Through intermediaries Dieter arranged the purchase of a small house for him in Lugar da Barra do Rio Negro, or Manaós, the city of the forest, where the wild tropical trees would be waiting for him. The house and a modest monthly sum of money were all he could do for this child he had long ago foretold, under the silver maple in Lavinia’s park, would be a man of the trees.
• • •
In Amazonia, Charley discovered himself as nothing. What he did was nothing. He saw the rampant growth of vine, shoot, sprout, seedling, moist and dripping, swollen and bursting with vigor. He vividly, and without regret, remembered raping Caroline. The forest sounded with the constant patter and thump as leaves, twigs, petals and fruits, branches and weak old trees succumbed to gravity. When the storm wind called friagem generated by the Antarctic came, the noise increased, a bombardment of tree parts and fruits mixed with the hissing of the wind in the canopy.

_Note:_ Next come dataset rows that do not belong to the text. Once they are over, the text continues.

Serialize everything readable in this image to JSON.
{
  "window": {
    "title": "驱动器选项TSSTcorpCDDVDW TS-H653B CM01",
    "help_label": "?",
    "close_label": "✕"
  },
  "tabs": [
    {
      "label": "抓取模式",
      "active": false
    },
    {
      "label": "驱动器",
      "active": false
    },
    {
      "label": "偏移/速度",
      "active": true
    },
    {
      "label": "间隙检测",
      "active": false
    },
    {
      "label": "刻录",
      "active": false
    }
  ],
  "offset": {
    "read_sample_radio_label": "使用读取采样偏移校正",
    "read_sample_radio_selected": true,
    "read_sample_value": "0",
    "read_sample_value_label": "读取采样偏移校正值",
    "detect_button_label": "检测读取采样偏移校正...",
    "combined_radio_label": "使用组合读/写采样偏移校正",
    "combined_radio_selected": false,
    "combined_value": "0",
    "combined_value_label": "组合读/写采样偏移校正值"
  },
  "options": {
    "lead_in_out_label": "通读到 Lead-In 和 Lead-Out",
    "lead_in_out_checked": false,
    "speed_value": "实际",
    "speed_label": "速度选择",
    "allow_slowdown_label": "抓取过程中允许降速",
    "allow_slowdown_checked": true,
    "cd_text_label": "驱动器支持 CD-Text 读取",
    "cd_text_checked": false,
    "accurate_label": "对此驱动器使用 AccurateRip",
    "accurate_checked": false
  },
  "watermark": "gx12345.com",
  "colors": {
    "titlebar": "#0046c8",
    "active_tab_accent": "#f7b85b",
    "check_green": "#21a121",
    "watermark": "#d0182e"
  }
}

Decomposition seemed as violent — the collapse of leaf structures, cells breaking down, liquefaction of solid wood into a mold squirming with lively bacteria and animalcula seething and transforming into energy. Yes, and insects and larvae, worms and rodents and everywhere the famous ants who ruled the tropics. He almost understood how the incomprehensible richness of Amazonia made humans clutch and rend in maenadic frenzies of destruction. Such a forest was an affront, standing there smirking, aloof from its destiny of improving men’s lives.
Charley was slow in learning Portuguese. His first sentence was “ Você fala inglês? — do you speak English?” But the answer was so often “I don’t understand— não compreendo ” that he struggled to master some useful words. In his first week in Manaós, making long walks around and through the town, he discovered a Portuguese paper goods shop, a livraria, that sold imported notebooks with fine French paper. He bought several.